Katolik Kilisesi’nin, din dışı işlerle özellikle siyasetle uğraşması, endüljans, aforoz, enterdi, engizisyon, günah çıkarma gibi güç unsurlarıyla halkın mallarına el koyması gibi nedenlerle Katolik Kilisesi’ne olan güven azalmıştır. 
Bu durum reform hareketlerinin başlamasına temel oluşturmuştur.
Protestanlık XVI. yüzyıl reform hareketine dayanan ve farklı kiliselerden oluşan Hristiyanlık anlayışı olarak yayılmaya başlardı.
Protestan tabiri ilk defa reform yanlılarını nitelendirmek için Roma Katolik Kilisesi tarafından kullanıldı.

Endüljans: Orta Çağ Avrupa’sında Papanın sattığı günah çıkarma, af belgesidir.
Aforoz: Hristiyanlıkta kilise tarafından verilen “dinden çıkarma” cezasıdır.
Enterdi: Papa’nın Hristiyan bir ülkeyi halkı ile birlikte dinden çıkarmasıdır.
Engizisyon: Katolik kilisesine bağlı dinî mahkemelerdir.
Hümanizm
Hümanizm, insanı değer kabul eden, onu her şeyin ölçütü olarak tanımlayan, insanın doğasını, yeteneklerini, sınırlarını veya ilgilerini konu edinen bir felsefi akımdır. 
Hümanizm, edebiyat, bilim, sanat alanlarında ortaya çıkmıştı.  
Rönesans’ın doğmasında hümanist düşüncenin etkisi büyük olmuştu. 
Hümanizm düşüncesi heykel ve mimari alanında da kendini göstermişti. 
Hümanizmin önemli temsilcileri arasında: Dante, Petrarca (Petrark), Montaigne (Monteyn), Erasmus ve Cervantes (Servantes) sayılmaktaydı.
Rasyonalizm, (akılcılık)

Rasyonalizm, (akılcılık) gerçeklerle ilgisi kopmuş birtakım dogmatik düşünce kalıplarının içine hapsolmadan, sorunlara akla, mantığa ve gerçeğe uygun çözümler aramak demektir.
Rasyonel düşünce zamanla eğitim alanında da kendini göstermişti.
Rasyonel düşüncenin ortaya çıkardığı felsefelerden birisi de pozitivizmdir. 
Pozitivizm, aydınlanmanın temel düşüncesi olan bireysel aklın, doğanın kontrolünün, modernitenin, egemenlik ve hukukun temellerini oluşturmuştu.

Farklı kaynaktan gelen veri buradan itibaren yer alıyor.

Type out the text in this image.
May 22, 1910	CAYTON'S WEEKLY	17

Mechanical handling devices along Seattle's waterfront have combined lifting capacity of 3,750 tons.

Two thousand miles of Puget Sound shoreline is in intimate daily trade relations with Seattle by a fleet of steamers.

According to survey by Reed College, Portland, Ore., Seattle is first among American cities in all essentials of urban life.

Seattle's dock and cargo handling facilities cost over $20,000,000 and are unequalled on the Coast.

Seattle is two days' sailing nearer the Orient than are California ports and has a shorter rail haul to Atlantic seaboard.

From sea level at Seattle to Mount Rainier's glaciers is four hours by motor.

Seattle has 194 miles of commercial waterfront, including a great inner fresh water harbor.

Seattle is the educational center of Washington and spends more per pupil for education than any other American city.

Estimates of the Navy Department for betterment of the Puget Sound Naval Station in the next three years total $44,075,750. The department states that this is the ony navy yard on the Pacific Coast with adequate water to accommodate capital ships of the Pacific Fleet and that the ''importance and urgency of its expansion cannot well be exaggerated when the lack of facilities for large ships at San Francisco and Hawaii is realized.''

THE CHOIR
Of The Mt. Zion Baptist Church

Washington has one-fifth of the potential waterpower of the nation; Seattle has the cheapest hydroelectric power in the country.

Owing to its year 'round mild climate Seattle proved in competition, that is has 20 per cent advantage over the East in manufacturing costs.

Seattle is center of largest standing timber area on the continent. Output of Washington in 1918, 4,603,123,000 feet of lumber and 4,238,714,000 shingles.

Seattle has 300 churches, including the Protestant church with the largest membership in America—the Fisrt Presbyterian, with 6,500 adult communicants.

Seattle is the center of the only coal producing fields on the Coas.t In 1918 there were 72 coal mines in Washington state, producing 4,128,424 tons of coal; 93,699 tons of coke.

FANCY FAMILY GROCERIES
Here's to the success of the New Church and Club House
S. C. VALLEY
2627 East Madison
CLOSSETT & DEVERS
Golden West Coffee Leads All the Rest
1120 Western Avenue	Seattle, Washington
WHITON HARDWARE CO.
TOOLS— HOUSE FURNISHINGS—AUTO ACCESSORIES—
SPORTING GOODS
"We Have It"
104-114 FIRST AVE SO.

Newtoncu Fizik ve Bilim Devrimi

Orta Çağ boyunca Katolik Kilisesi Dünya’nın evrenin merkezi olduğu düşüncesini benimsemişti. 
Bilim Devrimi ile birlikte Güneş merkezli bir evren sisteminin varlığı kabul edildi.
Isaac Newton’ın (Ayzek Nivtın) optik, matematik ve fizik alanlarındaki çalışmaları ise Bilim Devrimi’nin en üst noktasıydı.
Newton, gelişmiş bir teleskop icat etti. 
Newton, çağdaş anlamda bilimi kuran ve bilimsel düşünüşün en gelişmiş örneğini ortaya koyan bir bilim insanıydı. 
Evrensel çekim yasasını bulmanın ötesinde bilim ve felsefe arasındaki ilişkiyi de bugünün bakış açısıyla belirledi.

Sekülerleşme
Sekülerizm, dinî olanın karşıtı anlamına gelmektedir. Protestan ülkelerde ortaya çıkan bir düşüncedir.
Sekülerizmde insan aklının dinî bağlardan ayrılması ve dinin bir vicdan meselesi hâline getirilmesi istenmiştir.
Protestanlığın hâkim olduğu toplumlarda sekülerizm de birlikte var olmuştur. 
Bunun sonucu olarak din, kamu hayatından giderek ayrıştırılmış, kişiye özel hâle getirilerek manevi dünyanın inşasına kaydırılmıştır. 
Böylece Batı’da din sosyal önemini de yitirmiştir.
Devletler Arası İlişkilerde Sekülerleşme

Ortaçağ Avrupası’nda kral ile diğer egemen bir güç olan prenslikler arasında hiyerarşik bir yapı bulunmaktaydı. 
Papa ilahi liderken imparator ise dünyevi bir liderdi. Reform hareketleriyle birlikte kilise dışlandı, feodal devletler güç kaybetti ve ulusal krallıklar kuvvetlendi.
Orta Avrupa devletleri birçok prenslikten oluşmaktaydı. Bu durum ulusallaşmayı geciktirmekteydi. 
Prensliklerin bir kısmı Katolik mezhebini diğer kısmı da Protestanlık
mezhebini kabul etmişti. 
Bunların dışında bu prensliklerin arasında ortak bir dil, ortak bir kültür de bulunmamaktaydı.
Dinin devletler arasında farklı algılanması sonucunda Avrupa’da Otuz Yıl Savaşları (1618-1648) yaşandı. 
Bu savaşlar sonrası Westphalia (Vestfalya) Barış Antlaşması imzalandı. Antlaşma ile Avrupa devletlerinin statüleri değişmeye, devletler arasındaki ilişkiler sekülerleşmeye başladı.
Kilisenin sahip olduğu bütün güçlere sınırlandırma getirildi. 
Almanya’da Katoliklik, Protestanlık ve Kalvenizm geçerli mezhepler hâline geldi.
Westphalia Barışı, Avrupa’yı dinî ve siyasi anlamda denge sistemine dayandırmak amacıyla yapılan ilk konferanstır.
Bundan böyle imparatorluklar yerini ulusal krallıklara ve ulus devletlere bırakıyordu.
Rönesans ve reformlarla başlayan gelişmeler, aydınlanmada doruğuna varmış ve modernite denilen sürecin oluşumunu hazırlamıştır.
Newton, Kopernik, Galileo, Descartes (Dekart), Jean Jack Rousseu, Immanuel Kant, Voltaire (Volter) ve Montesquieu (Monteskiyö) Aydınlanma Çağı’nın ileri gelen temsilcileridir.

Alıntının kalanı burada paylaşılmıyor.